When he returned--as he knew only too well--Pharaoh had had him watched like a prisoner and would not suffer him to leave his presence until he had sworn to again lead his troops and be a faithful servant to the king. Bai, the new chief priest, however, had not forgotten that Hosea had saved his life and showed himself well disposed and grateful to him; she knew also that he hoped to involve him in a secret enterprise, with which her father, too, was associated. It was Bai who had prevailed upon Pharaoh, if Hosea would renew his oath of fealty, to absolve him from fighting against his own race, put him in command of the foreign mercenaries and raise him to the rank of a "friend of the king." All these events, of course, were familiar to him; for the new chief priest had himself set before him the tempting dishes which, with such strong, manly defiance, he had thrust aside.
Her father had also sided with him, and for the first time ceased to reproach him with his origin.
But, on the third day after Hosea's return, Hornecht had gone to talk with him and since then everything had changed for the worse. He must be best aware what had caused the man of whom she, his daughter, must think no evil, to be changed from a friend to a mortal foe.

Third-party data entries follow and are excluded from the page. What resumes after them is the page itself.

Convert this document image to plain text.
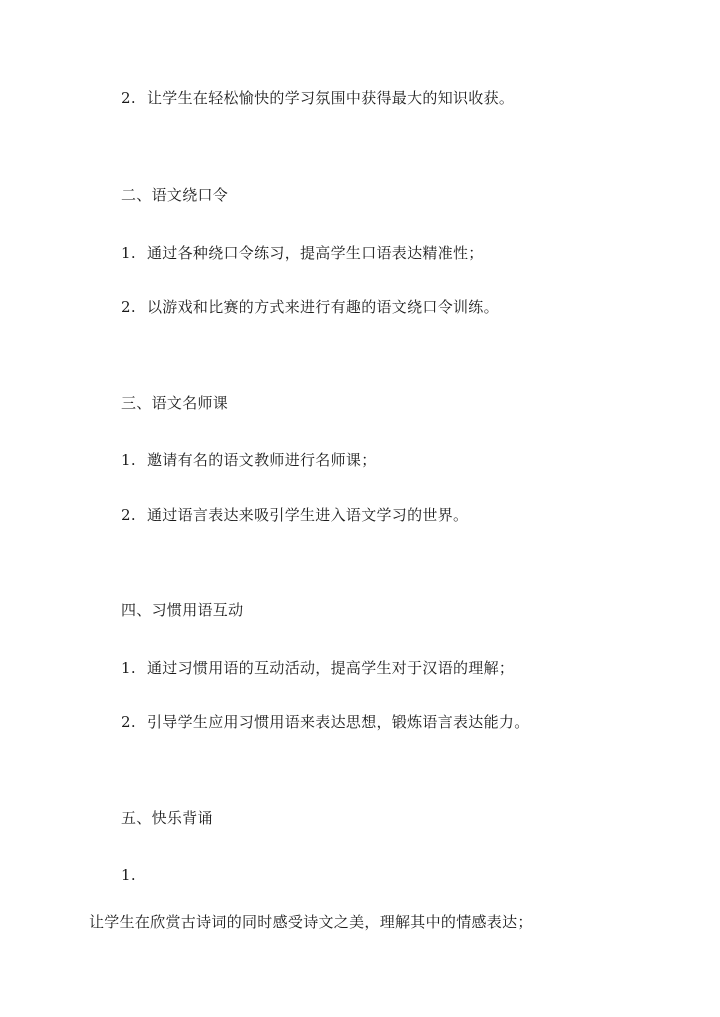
2. 让学生在轻松愉快的学习氛围中获得最大的知识收获。
二、语文绕口令
1. 通过各种绕口令练习，提高学生口语表达精准性；
2. 以游戏和比赛的方式来进行有趣的语文绕口令训练。
三、语文名师课
1. 邀请有名的语文教师进行名师课；
2. 通过语言表达来吸引学生进入语文学习的世界。
四、习惯用语互动
1. 通过习惯用语的互动活动，提高学生对于汉语的理解；
2. 引导学生应用习惯用语来表达思想，锻炼语言表达能力。
五、快乐背诵
1.
让学生在欣赏古诗词的同时感受诗文之美，理解其中的情感表达；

She had looked enquiringly at him as she spoke, and he did not refuse to answer--Hornecht had told him that he would be a welcome son-in-law.
"And you?" asked Kasana, gazing anxiously into his face.

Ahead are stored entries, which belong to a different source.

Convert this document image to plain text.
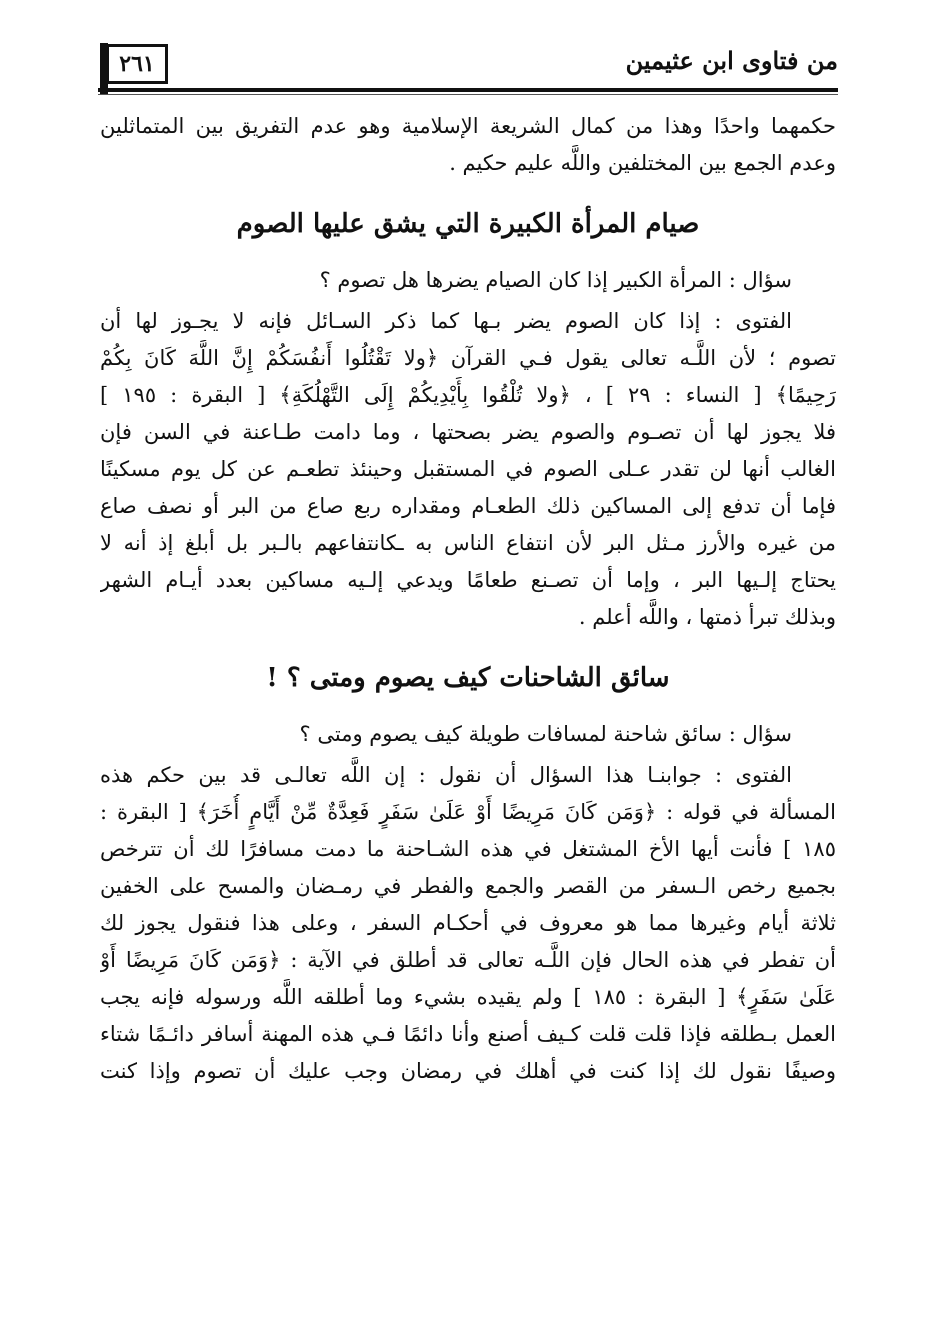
٢٦١	من فتاوى ابن عثيمين
حكمهما واحدًا وهذا من كمال الشريعة الإسلامية وهو عدم التفريق بين المتماثلين
وعدم الجمع بين المختلفين واللَّه عليم حكيم .
صيام المرأة الكبيرة التي يشق عليها الصوم
سؤال : المرأة الكبير إذا كان الصيام يضرها هل تصوم ؟
الفتوى : إذا كان الصوم يضر بـها كما ذكر السـائل فإنه لا يجـوز لها أن
تصوم ؛ لأن اللَّـه تعالى يقول فـي القرآن ﴿ولا تَقْتُلُوا أَنفُسَكُمْ إِنَّ اللَّهَ كَانَ بِكُمْ
رَحِيمًا﴾ [ النساء : ٢٩ ] ، ﴿ولا تُلْقُوا بِأَيْدِيكُمْ إِلَى التَّهْلُكَةِ﴾ [ البقرة : ١٩٥ ]
فلا يجوز لها أن تصـوم والصوم يضر بصحتها ، وما دامت طـاعنة في السن فإن
الغالب أنها لن تقدر عـلى الصوم في المستقبل وحينئذ تطعـم عن كل يوم مسكينًا
فإما أن تدفع إلى المساكين ذلك الطعـام ومقداره ربع صاع من البر أو نصف صاع
من غيره والأرز مـثل البر لأن انتفاع الناس به ـكانتفاعهم بالـبر بل أبلغ إذ أنه لا
يحتاج إلـيها البر ، وإما أن تصـنع طعامًا ويدعي إلـيه مساكين بعدد أيـام الشهر
وبذلك تبرأ ذمتها ، واللَّه أعلم .
سائق الشاحنات كيف يصوم ومتى ؟ !
سؤال : سائق شاحنة لمسافات طويلة كيف يصوم ومتى ؟
الفتوى : جوابنـا هذا السؤال أن نقول : إن اللَّه تعالـى قد بين حكم هذه
المسألة في قوله : ﴿وَمَن كَانَ مَرِيضًا أَوْ عَلَىٰ سَفَرٍ فَعِدَّةٌ مِّنْ أَيَّامٍ أُخَرَ﴾ [ البقرة :
١٨٥ ] فأنت أيها الأخ المشتغل في هذه الشـاحنة ما دمت مسافرًا لك أن تترخص
بجميع رخص الـسفر من القصر والجمع والفطر في رمـضان والمسح على الخفين
ثلاثة أيام وغيرها مما هو معروف في أحكـام السفر ، وعلى هذا فنقول يجوز لك
أن تفطر في هذه الحال فإن اللَّـه تعالى قد أطلق في الآية : ﴿وَمَن كَانَ مَرِيضًا أَوْ
عَلَىٰ سَفَرٍ﴾ [ البقرة : ١٨٥ ] ولم يقيده بشيء وما أطلقه اللَّه ورسوله فإنه يجب
العمل بـطلقه فإذا قلت قلت كـيف أصنع وأنا دائمًا فـي هذه المهنة أسافر دائـمًا شتاء
وصيفًا نقول لك إذا كنت في أهلك في رمضان وجب عليك أن تصوم وإذا كنت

"I," replied the prisoner, "was forced to say that though you had been dear and precious to me from your childhood, many causes forbade me to unite a woman's fate to mine."
Kasana's eyes flashed, and she exclaimed:
"Because you love another, a woman of your own people, the one who sent Ephraim to you!"

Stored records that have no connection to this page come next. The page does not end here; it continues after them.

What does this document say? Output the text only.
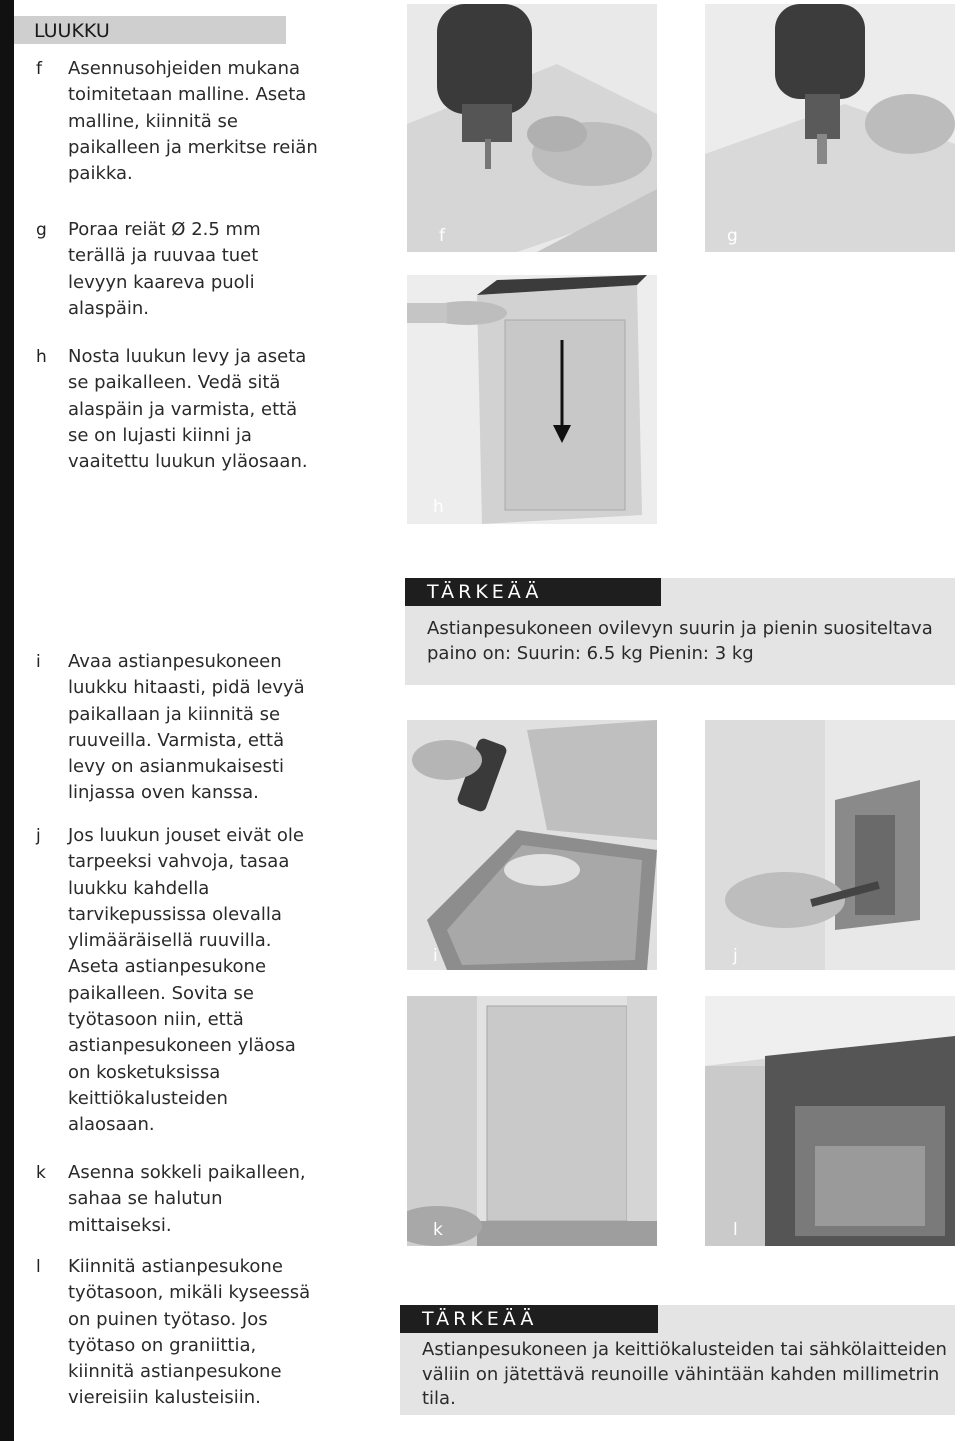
LUUKKU
f	Asennusohjeiden mukana toimitetaan malline. Aseta malline, kiinnitä se paikalleen ja merkitse reiän paikka.
g	Poraa reiät Ø 2.5 mm terällä ja ruuvaa tuet levyyn kaareva puoli alaspäin.
h	Nosta luukun levy ja aseta se paikalleen. Vedä sitä alaspäin ja varmista, että se on lujasti kiinni ja vaaitettu luukun yläosaan.
i	Avaa astianpesukoneen luukku hitaasti, pidä levyä paikallaan ja kiinnitä se ruuveilla. Varmista, että levy on asianmukaisesti linjassa oven kanssa.
j	Jos luukun jouset eivät ole tarpeeksi vahvoja, tasaa luukku kahdella tarvikepussissa olevalla ylimääräisellä ruuvilla. Aseta astianpesukone paikalleen. Sovita se työtasoon niin, että astianpesukoneen yläosa on kosketuksissa keittiökalusteiden alaosaan.
k	Asenna sokkeli paikalleen, sahaa se halutun mittaiseksi.
l	Kiinnitä astianpesukone työtasoon, mikäli kyseessä on puinen työtaso. Jos työtaso on graniittia, kiinnitä astianpesukone viereisiin kalusteisiin.
f	g
h
TÄRKEÄÄ
Astianpesukoneen ovilevyn suurin ja pienin suositeltava paino on: Suurin: 6.5 kg Pienin: 3 kg
i	j
k	l
TÄRKEÄÄ
Astianpesukoneen ja keittiökalusteiden tai sähkölaitteiden väliin on jätettävä reunoille vähintään kahden millimetrin tila.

But Joshua shook his head and answered pleasantly:
"You are wrong, Kasana! She of whom you speak is the wife of another."
"Then," cried the young widow with fresh animation, gazing at him with loving entreaty, "why were you compelled to rebuff my father so harshly?"
"That was far from my intention, dear child," he replied warmly, laying his hand on her head. "I thought of you with all the tenderness of which my nature is capable. If I could not fulfil his wish, it was because grave necessity forbids me to yearn for the peaceful happiness by my own hearth-stone for which others strive. Had they given me my liberty, my life would have been one of restlessness and conflict."
"Yet how many bear sword and shield," replied Kasana, "and still, on their return, rejoice in the love of their wives and the dear ones sheltered beneath their roof."
"True, true," he answered gravely; "but special duties, unknown to the Egyptians, summon me. I am a son of my people."
"And you intend to serve them?" asked Kasana. "Oh, I understand you. Yet. . . . why then did you return to Tanis? Why did you put yourself into Pharaoh's power?"
"Because a sacred oath compelled me, poor child," he answered kindly.